One question that arises consistently at almost all of these lectures is the role of newer antibiotics in the treatment of osteomyelitis and why none of them are FDA approved.   During the course of these talks I invariably ask the audience “name for me an antibiotic FDA approved for osteomyelitis in the past 15 or so years”.  This is followed by the usual litany of newer antibiotics being mentioned by audience members.  Actually, it is a bit of a trick question.  NO antibiotic has received an indication for osteomyelitis in that period of time.  Of course, this is not a reflection on the quality or efficacy of the newer drugs, it is just the symptom of the Food and Drug Administration, Center for Drug Evaluation and Research (FDA/CDER) never developing “Guidance for Industry” on how to perform an osteomyelitis trial.  What this means is that if Merck, Pfizer, Wyeth, Cubist, whoever, goes to the Agency and tells them they want to receive an indication for osteomyelitis, there are no specific guidelines set by the FDA to tell them what to use for endpoints and how to perform the trial.

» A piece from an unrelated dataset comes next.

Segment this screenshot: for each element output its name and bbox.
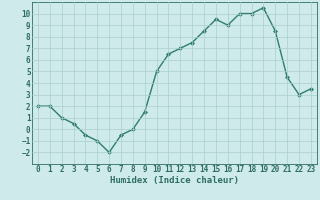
- X-axis label: Humidex (Indice chaleur): Humidex (Indice chaleur): [110, 176, 239, 185]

Of course, this is an understandable situation given the difficulty this disease presents.  Think about this yourself.  If you were the FDA, how would YOU want the study to be performed?  What are the proper diagnostic criteria? What role, if any, should surgery play? What is the appropriate endpoint? What sort of follow-up should be required to prove the cure or relapse?  The potential questions just go on and on.

This is not to say that some companies have not attempted to do a study.  A survey of www.clinicaltrials.gov using the search terms “osteomyelitis, diabetic foot infections” yield only two results.  Most recently Wyeth attempted to study tigecyline vs. ertapenem +/- vancomycin for diabetic foot infections including osteomyelitis.  Clinicaltrials.gov has the study has the study listed as completed but no osteo data has been presented from it to the best of my knowledge. The second study is taking place in France.  Removing the search term “diabetic foot infection”, Cubist is currently recruiting patients for a prosthetic joint osteomyelitis study of daptomycin.

So, what is the bottom line?  Until the FDA solidifies Guidance on how to do an osteomyelitis trial, especially in the lower extremity, there will be no formal “approvals” for this disease.  That does not imply that the drugs released in the past 15 years are any less effective than some of the grandfathered antibiotics with an osteo indication (how many of you realized that cephalexin is “approved” for osteomyelitis?).  It just means that the drugs have not been studied to the FDA’s standard and the use is off-label.  There are case series in the literature of many of these antibiotics being used successfully for osteo.  If the drug hits the bug found in the bone (the single most important determinant of success) then you should feel comfortable using any of these newer antibiotics.